A training corset is generally a corset used in body modification. A training corset is believed to help orthopedic issues (such as in attempt to correct a poor posture) and it is believed to help cosmetic issues (such as waistline, commonly called waist training or in more extreme cases tightlacing.)

In addition, the term "training corset" may refer to a corset which is used to acclimate the body prior to wearing a full corset as an everyday undergarment, this concept is called waist train.

==Redresseur corset==
The redresseur corset or preparatory corset was a form of training corset used from the mid-19th century into the early 20th century, designed specifically for young adolescent girls who had not worn stays from an early stage. In addition to moulding a pronounced waist, it served as a back harness and was intended to improve posture.

In a number periods of western history, children were put in stays as soon as they could sit upright or walk. It was believed that the young body was too soft to grow upright on its own.
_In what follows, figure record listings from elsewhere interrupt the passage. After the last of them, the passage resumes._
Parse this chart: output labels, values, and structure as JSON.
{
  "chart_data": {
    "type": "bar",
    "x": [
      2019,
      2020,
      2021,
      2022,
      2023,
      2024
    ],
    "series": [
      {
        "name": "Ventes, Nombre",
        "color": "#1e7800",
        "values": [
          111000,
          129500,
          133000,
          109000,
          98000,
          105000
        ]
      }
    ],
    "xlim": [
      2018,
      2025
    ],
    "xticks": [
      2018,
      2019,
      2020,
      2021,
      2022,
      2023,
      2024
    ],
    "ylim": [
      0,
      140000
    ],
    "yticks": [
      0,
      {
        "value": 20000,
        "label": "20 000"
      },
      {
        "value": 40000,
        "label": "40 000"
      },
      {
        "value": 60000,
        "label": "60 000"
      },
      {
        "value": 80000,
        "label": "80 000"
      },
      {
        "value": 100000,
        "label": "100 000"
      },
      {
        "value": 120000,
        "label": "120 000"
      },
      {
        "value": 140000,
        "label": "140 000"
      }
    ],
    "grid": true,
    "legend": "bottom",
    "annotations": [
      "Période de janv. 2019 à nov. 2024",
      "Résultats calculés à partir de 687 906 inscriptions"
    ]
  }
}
Boys stopped wearing them once they were breeched, i.e. were changed from toddler's dresses to boy's breeches at about 4-7. Girls continued to wear them for their whole lives. It was not until the late 19th century that this practice began to fall away.

==Orthopedic corsets==

Corsets may be worn for orthopedic reasons, such as correcting a crooked spine, poor posture or straightening the back and shoulders.

==Waist training corsets==

It was primarily in the 19th century when corsets were used to noticeably reduce a woman's waist in order to achieve a fashionable hourglass figure. The corset was laced progressively tighter, forcing the floating ribs upward and compressing the soft tissue at the waist. This could lead to many negative health ramifications, including difficulty breathing, problems with digestion, and permanent deformity.

Waist training, or waist reduction, generally uses an hourglass corset. Waist reduction, sometimes called "tightlacing", is often used by women who are post-pregnancy or by women involved in BDSM.

Health effects:
Modern medical research shows that long term use can pose several health risks. The compression of the upper body restricts lung expansion, leading to shallow breathing, and reduced lung capacity of 30–60%. This can cause shortness of breath, dizziness, or fainting during physical activity.

No structural features distinguish a modern waist training corset from a corset worn as an external garment for special occasions. Training corsets are usually made from strong fabric (or leather) and with relatively inflexible boning (molding body shape requires a strong corset). A training corset is designed to be used every day, and can be hidden under clothing.